Some of the genes were not annotated, therefore we filter them out:
```{r}
umi.qc.ann <-
    umi.qc[!is.na(fData(umi.qc)$ensembl_gene_id), ]
```

Now we compute the total gene length in Kilobases by using the `end_position` and `start_position` fields:
```{r}
eff_length <- abs(fData(umi.qc.ann)$end_position -
                      fData(umi.qc.ann)$start_position)/1000
```

```{r length-vs-mean, fig.cap = "Gene length vs Mean Expression for the raw data"}
plot(eff_length, rowMeans(counts(umi.qc.ann)))
```
There is no relationship between gene length and mean expression so FPKMs & TPMs are inappropriate for this dataset. 
But we will demonstrate them anyway.

Now we are ready to perform the normalisations:
```{r}
tpm(umi.qc.ann) <-
    calculateTPM(
        umi.qc.ann,
        eff_length
    )
fpkm(umi.qc.ann) <-
    calculateFPKM(
        umi.qc.ann,
        eff_length
    )
```

Plot the results as a PCA plot:
```{r norm-pca-fpkm, fig.cap = "PCA plot of the blischak data after FPKM normalisation"}
scater::plotPCA(umi.qc.ann,
                colour_by = "batch",
                size_by = "total_features",
                shape_by = "individual",
                exprs_values = "fpkm")
```

```{r norm-pca-tpm, fig.cap = "PCA plot of the blischak data after TPM normalisation"}
scater::plotPCA(umi.qc.ann,
                colour_by = "batch",
                size_by = "total_features",
                shape_by = "individual",
                exprs_values = "tpm")
```

__Note:__ The PCA looks for differences between cells.
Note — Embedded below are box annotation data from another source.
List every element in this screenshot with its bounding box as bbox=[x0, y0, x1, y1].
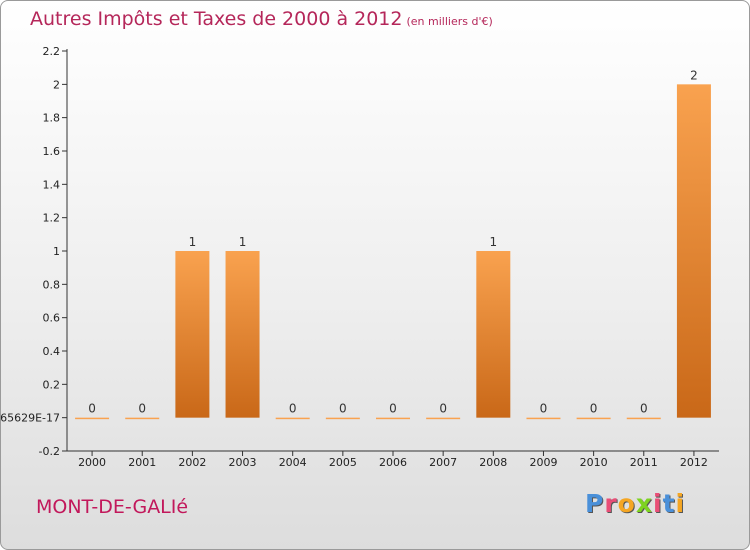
y-tick-label: 0.6 bbox=[43, 312, 61, 325]
x-tick-label: 2002 bbox=[178, 456, 206, 469]
bar-value-label: 0 bbox=[439, 402, 447, 416]
bar-value-label: 1 bbox=[239, 235, 247, 249]
y-tick-label: 1.2 bbox=[43, 212, 61, 225]
y-tick-label: 1.4 bbox=[43, 178, 61, 191]
y-tick-label: 0.8 bbox=[43, 278, 61, 291]
logo-letter: P bbox=[585, 489, 605, 518]
bar bbox=[225, 251, 260, 418]
bar-value-label: 0 bbox=[389, 402, 397, 416]
x-tick-label: 2000 bbox=[78, 456, 106, 469]
proxiti-logo: Proxiti bbox=[585, 489, 685, 518]
x-tick-label: 2008 bbox=[479, 456, 507, 469]
x-tick-label: 2006 bbox=[379, 456, 407, 469]
bar-value-label: 1 bbox=[189, 235, 197, 249]
x-tick-label: 2012 bbox=[680, 456, 708, 469]
y-tick-label: 0.2 bbox=[43, 378, 61, 391]
bar bbox=[376, 417, 410, 420]
y-tick-label: 1.6 bbox=[43, 145, 61, 158]
y-tick-label: -1.5265629E-17 bbox=[1, 412, 60, 425]
bar bbox=[576, 417, 611, 420]
bar-value-label: 0 bbox=[540, 402, 548, 416]
commune-name: MONT-DE-GALIé bbox=[36, 496, 189, 518]
logo-letter: t bbox=[662, 489, 676, 518]
logo-letter: x bbox=[635, 489, 653, 518]
x-tick-label: 2003 bbox=[229, 456, 257, 469]
logo-letter: o bbox=[617, 489, 636, 518]
bar bbox=[676, 84, 711, 418]
bar-value-label: 1 bbox=[489, 235, 497, 249]
bar bbox=[476, 251, 511, 418]
logo-letter: r bbox=[604, 489, 618, 518]
y-tick-label: -0.2 bbox=[39, 445, 60, 458]
y-tick-label: 1.8 bbox=[43, 112, 61, 125]
x-tick-label: 2004 bbox=[279, 456, 307, 469]
x-tick-label: 2010 bbox=[580, 456, 608, 469]
y-tick-label: 0.4 bbox=[43, 345, 61, 358]
x-tick-label: 2011 bbox=[630, 456, 658, 469]
x-tick-label: 2009 bbox=[529, 456, 557, 469]
bar-value-label: 2 bbox=[690, 68, 698, 82]
bar bbox=[426, 417, 461, 420]
chart-title: Autres Impôts et Taxes de 2000 à 2012 (en… bbox=[30, 8, 493, 30]
y-tick-label: 2.2 bbox=[43, 45, 61, 58]
logo-letter: i bbox=[675, 489, 686, 518]
bar bbox=[125, 417, 160, 420]
chart-title-text: Autres Impôts et Taxes de 2000 à 2012 bbox=[30, 8, 403, 30]
bar bbox=[75, 417, 110, 420]
bar-value-label: 0 bbox=[289, 402, 297, 416]
bar bbox=[626, 417, 661, 420]
chart-subtitle: (en milliers d'€) bbox=[406, 15, 493, 28]
bar-value-label: 0 bbox=[138, 402, 146, 416]
x-tick-label: 2005 bbox=[329, 456, 357, 469]
bar bbox=[175, 251, 210, 418]
y-tick-label: 2 bbox=[53, 78, 60, 91]
bar-value-label: 0 bbox=[590, 402, 598, 416]
y-tick-label: 1 bbox=[53, 245, 60, 258]
bar-value-label: 0 bbox=[640, 402, 648, 416]
bar bbox=[275, 417, 310, 420]
logo-letter: i bbox=[653, 489, 663, 518]
bar-value-label: 0 bbox=[88, 402, 96, 416]
bar bbox=[325, 417, 360, 420]
x-tick-label: 2007 bbox=[429, 456, 457, 469]
bar bbox=[526, 417, 561, 420]
bar-value-label: 0 bbox=[339, 402, 347, 416]
x-tick-label: 2001 bbox=[128, 456, 156, 469]
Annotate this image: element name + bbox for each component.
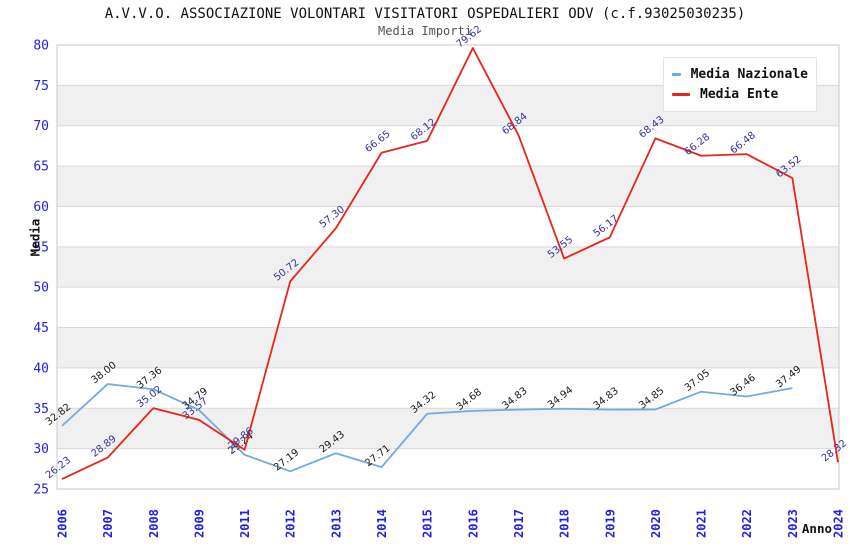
y-tick-label: 55 bbox=[33, 240, 49, 255]
legend-box: Media Nazionale Media Ente bbox=[663, 57, 817, 112]
x-tick-label: 2006 bbox=[56, 509, 70, 538]
x-tick-label: 2023 bbox=[786, 509, 800, 538]
y-tick-label: 35 bbox=[33, 402, 49, 417]
x-tick-label: 2013 bbox=[329, 509, 343, 538]
x-tick-label: 2009 bbox=[192, 509, 206, 538]
y-tick-label: 60 bbox=[33, 200, 49, 215]
y-tick-label: 40 bbox=[33, 361, 49, 376]
x-tick-label: 2021 bbox=[695, 509, 709, 538]
x-tick-label: 2008 bbox=[147, 509, 161, 538]
x-tick-label: 2015 bbox=[421, 509, 435, 538]
x-tick-label: 2024 bbox=[832, 509, 846, 538]
chart-subtitle: Media Importi bbox=[378, 24, 472, 38]
legend-swatch-nazionale-icon bbox=[672, 72, 681, 76]
point-label: 56.17 bbox=[592, 213, 621, 239]
y-tick-label: 45 bbox=[33, 321, 49, 336]
y-tick-label: 80 bbox=[33, 39, 49, 54]
y-tick-label: 50 bbox=[33, 281, 49, 296]
y-tick-label: 75 bbox=[33, 79, 49, 94]
x-tick-label: 2011 bbox=[238, 509, 252, 538]
x-tick-label: 2020 bbox=[649, 509, 663, 538]
point-label: 79.62 bbox=[455, 24, 484, 50]
point-label: 26.23 bbox=[44, 455, 73, 481]
x-tick-label: 2017 bbox=[512, 509, 526, 538]
plot-border bbox=[56, 44, 840, 490]
point-label: 66.48 bbox=[728, 130, 757, 156]
x-tick-label: 2019 bbox=[603, 509, 617, 538]
y-tick-label: 25 bbox=[33, 483, 49, 498]
plot-band bbox=[57, 408, 839, 449]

Gene length is the same across cells for each gene thus FPKM is almost identical to the CPM plot (it is just rotated) since it performs CPM first then normalizes gene length. Whereas, TPM is different because it weights genes by their length before performing CPM. 


## Exercise

Perform the same analysis with read counts of the Blischak data. Use `blischak/reads.rds` file to load the reads SCESet object. Once you have finished please compare your results to ours (next chapter).